Jacob Johannes Otto
Jacob Johannes Otto (Amersfoort, 25 mei 1875 – 1953) was een Nederlandse ondernemer. Hij was directeur van de NV Nederlandse Kleurstoffen Industrie (voorheen NV Farbwerk Amersfoort).
Biografie
[bewerken | brontekst bewerken]Jacob Johannes Otto was de zoon van Elbertha Frederica Snijders (geboren 12 december 1843)[1] en J.J. (Hendrik) Otto (geboren 6 augustus 1846). Hij trouwde op 3 mei 1899 in Amersfoort met Barta van Niekerk (geb. Amersfoort, 20 februari 1874). Ze kregen drie kinderen: Elbertha Frederika (geboren 10 september 1900), Albert H.J. (geboren 13 november 1902), Jacob Johannes (jr.) (geboren 13 mei 1908).[2]
Werk in de kleurstoffenindustrie
[bewerken | brontekst bewerken]Toen in 1887 de stoomluciferfabriek De Eem aan de Kleine Koppel 39 in Amersfoort de deuren sloot, werd in het fabriekje door drie Duitse industriëlen, Paul Pick, dr. Martin Lange en Gustav Cornheim, begonnen met de bereiding van kleurstoffen. Het bedrijf heette aanvankelijk Pick, Lange & Co. Het bedrijf werd in 1904 geliquideerd en ging daarna verder onder de naam 'Farbwerk Amersfoort'. Directeur was toen de Duitser Carl Friedrich Hennings.[3]
Jacob Johannes Otto kwam in 1890 in dienst bij de kleurstoffenfabriek Pick, Lange & Co als laboratorium-assistent. In zijn vrije tijd studeerde hij scheikunde. Hij werkte op alle afdelingen van het bedrijf aan de Kleine Koppel.[4]
Het gezin Otto woonde vanaf 1907 op het adres Kleine Koppel 34.
Aan het eind van de Eerste Wereldoorlog moest de (Duitse) eigenaar Hennings zich uit de kleurstoffenfabriek terugtrekken. De meerderheid van de aandelen kwam in handen van Jacob Johannes Otto en de Amsterdammer G.J. Zweers (1875-1938). De naam werd gewijzigd in 'Nederlandse Kleurstoffen Industrie' (NKI). Daar werd nog wel lange tijd 'voorheen Pick, Lange & Co' of 'voorheen Farbwerk Amersfoort' aan toegevoegd.[5]
In 1920 verhuisde het gezin Otto naar Kleine Koppel 39
Jacob Johannes Otto werd in 1925 tot directeur benoemd. Hij was belast met de leiding over de chemische afdeling van het bedrijf.[6]

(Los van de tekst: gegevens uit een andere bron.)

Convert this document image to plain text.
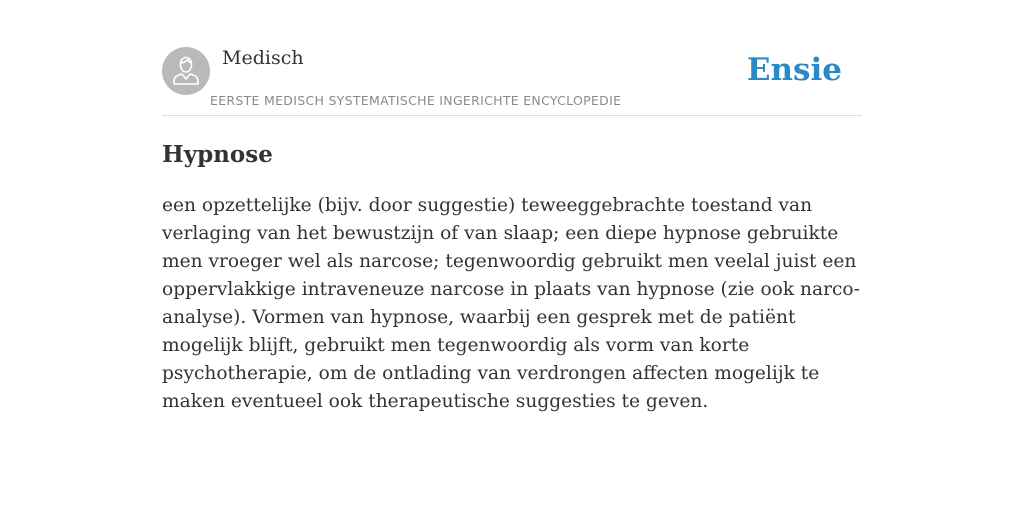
Medisch
EERSTE MEDISCH SYSTEMATISCHE INGERICHTE ENCYCLOPEDIE
Ensie
Hypnose

een opzettelijke (bijv. door suggestie) teweeggebrachte toestand van verlaging van het bewustzijn of van slaap; een diepe hypnose gebruikte men vroeger wel als narcose; tegenwoordig gebruikt men veelal juist een oppervlakkige intraveneuze narcose in plaats van hypnose (zie ook narco-analyse). Vormen van hypnose, waarbij een gesprek met de patiënt mogelijk blijft, gebruikt men tegenwoordig als vorm van korte psychotherapie, om de ontlading van verdrongen affecten mogelijk te maken eventueel ook therapeutische suggesties te geven.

Toen Zweers in 1938 overleed kreeg Otto sr. de volledige zeggenschap in het bedrijf. Dat was vooral het resultaat van activiteiten van zijn zoon Jacobus Johannes Otto jr., die verspreide aandelen opkocht en zo een meerderheidsbelang voor zijn vader wist te bewerkstelligen.

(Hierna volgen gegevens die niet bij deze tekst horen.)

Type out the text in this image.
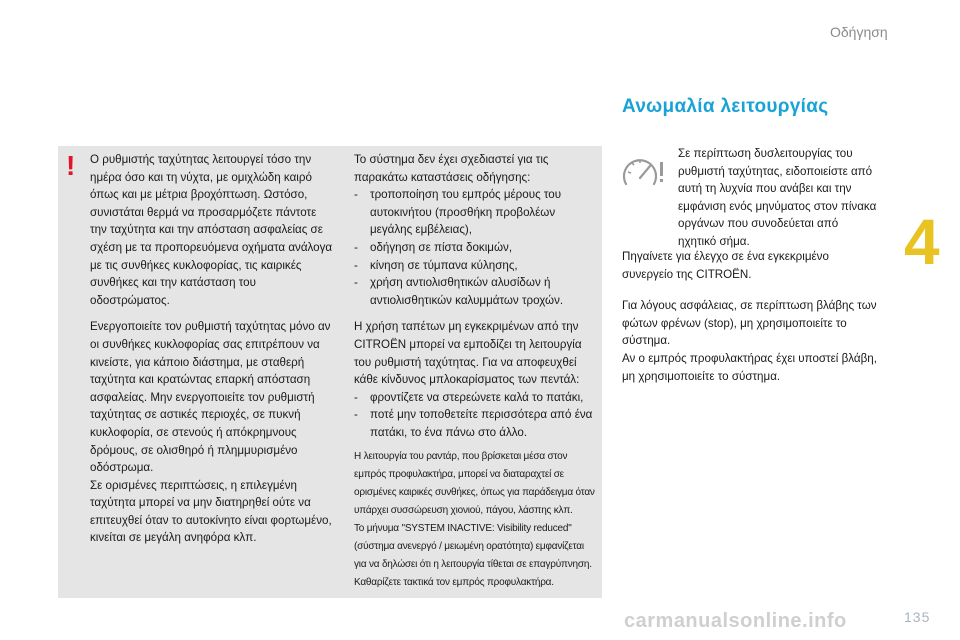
Οδήγηση
4
! Ο ρυθμιστής ταχύτητας λειτουργεί τόσο την ημέρα όσο και τη νύχτα, με ομιχλώδη καιρό όπως και με μέτρια βροχόπτωση. Ωστόσο, συνιστάται θερμά να προσαρμόζετε πάντοτε την ταχύτητα και την απόσταση ασφαλείας σε σχέση με τα προπορευόμενα οχήματα ανάλογα με τις συνθήκες κυκλοφορίας, τις καιρικές συνθήκες και την κατάσταση του οδοστρώματος.

Ενεργοποιείτε τον ρυθμιστή ταχύτητας μόνο αν οι συνθήκες κυκλοφορίας σας επιτρέπουν να κινείστε, για κάποιο διάστημα, με σταθερή ταχύτητα και κρατώντας επαρκή απόσταση ασφαλείας. Μην ενεργοποιείτε τον ρυθμιστή ταχύτητας σε αστικές περιοχές, σε πυκνή κυκλοφορία, σε στενούς ή απόκρημνους δρόμους, σε ολισθηρό ή πλημμυρισμένο οδόστρωμα.

Σε ορισμένες περιπτώσεις, η επιλεγμένη ταχύτητα μπορεί να μην διατηρηθεί ούτε να επιτευχθεί όταν το αυτοκίνητο είναι φορτωμένο, κινείται σε μεγάλη ανηφόρα κλπ.

Το σύστημα δεν έχει σχεδιαστεί για τις παρακάτω καταστάσεις οδήγησης:

- τροποποίηση του εμπρός μέρους του αυτοκινήτου (προσθήκη προβολέων μεγάλης εμβέλειας),
- οδήγηση σε πίστα δοκιμών,
- κίνηση σε τύμπανα κύλησης,
- χρήση αντιολισθητικών αλυσίδων ή αντιολισθητικών καλυμμάτων τροχών.

Η χρήση ταπέτων μη εγκεκριμένων από την CITROËN μπορεί να εμποδίζει τη λειτουργία του ρυθμιστή ταχύτητας. Για να αποφευχθεί κάθε κίνδυνος μπλοκαρίσματος των πεντάλ:

- φροντίζετε να στερεώνετε καλά το πατάκι,
- ποτέ μην τοποθετείτε περισσότερα από ένα πατάκι, το ένα πάνω στο άλλο.
Η λειτουργία του ραντάρ, που βρίσκεται μέσα στον εμπρός προφυλακτήρα, μπορεί να διαταραχτεί σε ορισμένες καιρικές συνθήκες, όπως για παράδειγμα όταν υπάρχει συσσώρευση χιονιού, πάγου, λάσπης κλπ.
Το μήνυμα "SYSTEM INACTIVE: Visibility reduced" (σύστημα ανενεργό / μειωμένη ορατότητα) εμφανίζεται για να δηλώσει ότι η λειτουργία τίθεται σε επαγρύπνηση.
Καθαρίζετε τακτικά τον εμπρός προφυλακτήρα.
Ανωμαλία λειτουργίας
Σε περίπτωση δυσλειτουργίας του ρυθμιστή ταχύτητας, ειδοποιείστε από αυτή τη λυχνία που ανάβει και την εμφάνιση ενός μηνύματος στον πίνακα οργάνων που συνοδεύεται από ηχητικό σήμα.

Πηγαίνετε για έλεγχο σε ένα εγκεκριμένο συνεργείο της CITROËN.

Για λόγους ασφάλειας, σε περίπτωση βλάβης των φώτων φρένων (stop), μη χρησιμοποιείτε το σύστημα.

Αν ο εμπρός προφυλακτήρας έχει υποστεί βλάβη, μη χρησιμοποιείτε το σύστημα.

carmanualsonline.info	135
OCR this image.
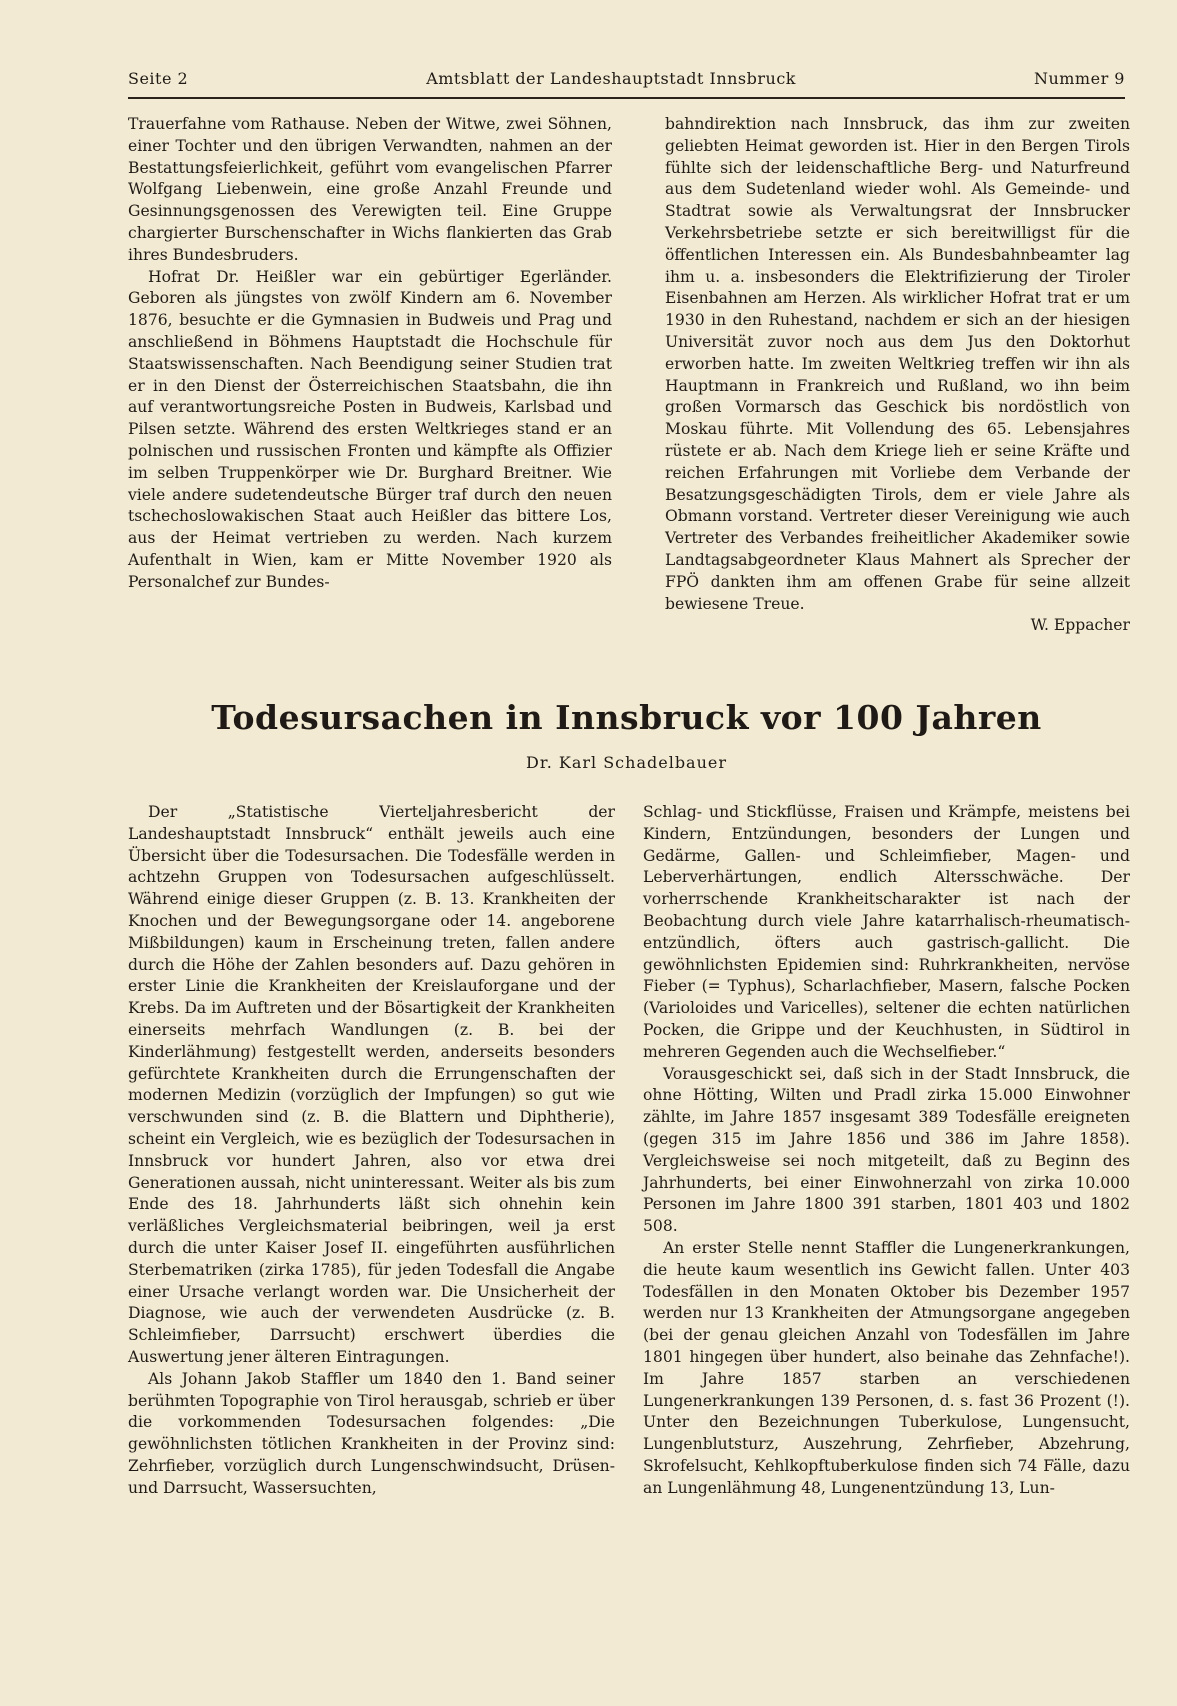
Seite 2	Amtsblatt der Landeshauptstadt Innsbruck	Nummer 9

Trauerfahne vom Rathause. Neben der Witwe, zwei Söhnen, einer Tochter und den übrigen Verwandten, nahmen an der Bestattungsfeierlichkeit, geführt vom evangelischen Pfarrer Wolfgang Liebenwein, eine große Anzahl Freunde und Gesinnungsgenossen des Verewigten teil. Eine Gruppe chargierter Burschenschafter in Wichs flankierten das Grab ihres Bundesbruders.

Hofrat Dr. Heißler war ein gebürtiger Egerländer. Geboren als jüngstes von zwölf Kindern am 6. November 1876, besuchte er die Gymnasien in Budweis und Prag und anschließend in Böhmens Hauptstadt die Hochschule für Staatswissenschaften. Nach Beendigung seiner Studien trat er in den Dienst der Österreichischen Staatsbahn, die ihn auf verantwortungsreiche Posten in Budweis, Karlsbad und Pilsen setzte. Während des ersten Weltkrieges stand er an polnischen und russischen Fronten und kämpfte als Offizier im selben Truppenkörper wie Dr. Burghard Breitner. Wie viele andere sudetendeutsche Bürger traf durch den neuen tschechoslowakischen Staat auch Heißler das bittere Los, aus der Heimat vertrieben zu werden. Nach kurzem Aufenthalt in Wien, kam er Mitte November 1920 als Personalchef zur Bundes-

bahndirektion nach Innsbruck, das ihm zur zweiten geliebten Heimat geworden ist. Hier in den Bergen Tirols fühlte sich der leidenschaftliche Berg- und Naturfreund aus dem Sudetenland wieder wohl. Als Gemeinde- und Stadtrat sowie als Verwaltungsrat der Innsbrucker Verkehrsbetriebe setzte er sich bereitwilligst für die öffentlichen Interessen ein. Als Bundesbahnbeamter lag ihm u. a. insbesonders die Elektrifizierung der Tiroler Eisenbahnen am Herzen. Als wirklicher Hofrat trat er um 1930 in den Ruhestand, nachdem er sich an der hiesigen Universität zuvor noch aus dem Jus den Doktorhut erworben hatte. Im zweiten Weltkrieg treffen wir ihn als Hauptmann in Frankreich und Rußland, wo ihn beim großen Vormarsch das Geschick bis nordöstlich von Moskau führte. Mit Vollendung des 65. Lebensjahres rüstete er ab. Nach dem Kriege lieh er seine Kräfte und reichen Erfahrungen mit Vorliebe dem Verbande der Besatzungsgeschädigten Tirols, dem er viele Jahre als Obmann vorstand. Vertreter dieser Vereinigung wie auch Vertreter des Verbandes freiheitlicher Akademiker sowie Landtagsabgeordneter Klaus Mahnert als Sprecher der FPÖ dankten ihm am offenen Grabe für seine allzeit bewiesene Treue.

W. Eppacher

Todesursachen in Innsbruck vor 100 Jahren
Dr. Karl Schadelbauer

Der „Statistische Vierteljahresbericht der Landeshauptstadt Innsbruck“ enthält jeweils auch eine Übersicht über die Todesursachen. Die Todesfälle werden in achtzehn Gruppen von Todesursachen aufgeschlüsselt. Während einige dieser Gruppen (z. B. 13. Krankheiten der Knochen und der Bewegungsorgane oder 14. angeborene Mißbildungen) kaum in Erscheinung treten, fallen andere durch die Höhe der Zahlen besonders auf. Dazu gehören in erster Linie die Krankheiten der Kreislauforgane und der Krebs. Da im Auftreten und der Bösartigkeit der Krankheiten einerseits mehrfach Wandlungen (z. B. bei der Kinderlähmung) festgestellt werden, anderseits besonders gefürchtete Krankheiten durch die Errungenschaften der modernen Medizin (vorzüglich der Impfungen) so gut wie verschwunden sind (z. B. die Blattern und Diphtherie), scheint ein Vergleich, wie es bezüglich der Todesursachen in Innsbruck vor hundert Jahren, also vor etwa drei Generationen aussah, nicht uninteressant. Weiter als bis zum Ende des 18. Jahrhunderts läßt sich ohnehin kein verläßliches Vergleichsmaterial beibringen, weil ja erst durch die unter Kaiser Josef II. eingeführten ausführlichen Sterbematriken (zirka 1785), für jeden Todesfall die Angabe einer Ursache verlangt worden war. Die Unsicherheit der Diagnose, wie auch der verwendeten Ausdrücke (z. B. Schleimfieber, Darrsucht) erschwert überdies die Auswertung jener älteren Eintragungen.

Als Johann Jakob Staffler um 1840 den 1. Band seiner berühmten Topographie von Tirol herausgab, schrieb er über die vorkommenden Todesursachen folgendes: „Die gewöhnlichsten tötlichen Krankheiten in der Provinz sind: Zehrfieber, vorzüglich durch Lungenschwindsucht, Drüsen- und Darrsucht, Wassersuchten,

Schlag- und Stickflüsse, Fraisen und Krämpfe, meistens bei Kindern, Entzündungen, besonders der Lungen und Gedärme, Gallen- und Schleimfieber, Magen- und Leberverhärtungen, endlich Altersschwäche. Der vorherrschende Krankheitscharakter ist nach der Beobachtung durch viele Jahre katarrhalisch-rheumatisch-entzündlich, öfters auch gastrisch-gallicht. Die gewöhnlichsten Epidemien sind: Ruhrkrankheiten, nervöse Fieber (= Typhus), Scharlachfieber, Masern, falsche Pocken (Varioloides und Varicelles), seltener die echten natürlichen Pocken, die Grippe und der Keuchhusten, in Südtirol in mehreren Gegenden auch die Wechselfieber.“

Vorausgeschickt sei, daß sich in der Stadt Innsbruck, die ohne Hötting, Wilten und Pradl zirka 15.000 Einwohner zählte, im Jahre 1857 insgesamt 389 Todesfälle ereigneten (gegen 315 im Jahre 1856 und 386 im Jahre 1858). Vergleichsweise sei noch mitgeteilt, daß zu Beginn des Jahrhunderts, bei einer Einwohnerzahl von zirka 10.000 Personen im Jahre 1800 391 starben, 1801 403 und 1802 508.

An erster Stelle nennt Staffler die Lungenerkrankungen, die heute kaum wesentlich ins Gewicht fallen. Unter 403 Todesfällen in den Monaten Oktober bis Dezember 1957 werden nur 13 Krankheiten der Atmungsorgane angegeben (bei der genau gleichen Anzahl von Todesfällen im Jahre 1801 hingegen über hundert, also beinahe das Zehnfache!). Im Jahre 1857 starben an verschiedenen Lungenerkrankungen 139 Personen, d. s. fast 36 Prozent (!). Unter den Bezeichnungen Tuberkulose, Lungensucht, Lungenblutsturz, Auszehrung, Zehrfieber, Abzehrung, Skrofelsucht, Kehlkopftuberkulose finden sich 74 Fälle, dazu an Lungenlähmung 48, Lungenentzündung 13, Lun-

Overigens was de activiteit van het bedrijf van bescheiden omvang. Een maandomzet van fl. 4000,- was uitzonderlijk hoog.
Na de Tweede Wereldoorlog groeide het bedrijf voorspoedig.
De jongste zoon van Otto sr., Jacob Johannes Otto jr. (1908-1988) werd in 1934 commercieel directeur bij het bedrijf. Hij volgde zijn vader op na diens overlijden. Hij trouwde met de rooms-katholieke Mechtelina M.M. Ramselaar (1908-1992) en werd zelf ook rooms-katholiek. Hun zoon Jaap J. Otto (1936-1989) en schoonzoon Dirk van Es (1940-1999) hebben een directiefunctie in het bedrijf gehad.[7]
Voetnoten
- ↑ genealogische informatie[dode link]; in Persoonlijkheden", p. 1118 wordt E.B. Snijders genoemd.
- ↑ Persoonlijkheden, p. 1118. Zie ook De Eemlander van 14 mei 1908, p. 3.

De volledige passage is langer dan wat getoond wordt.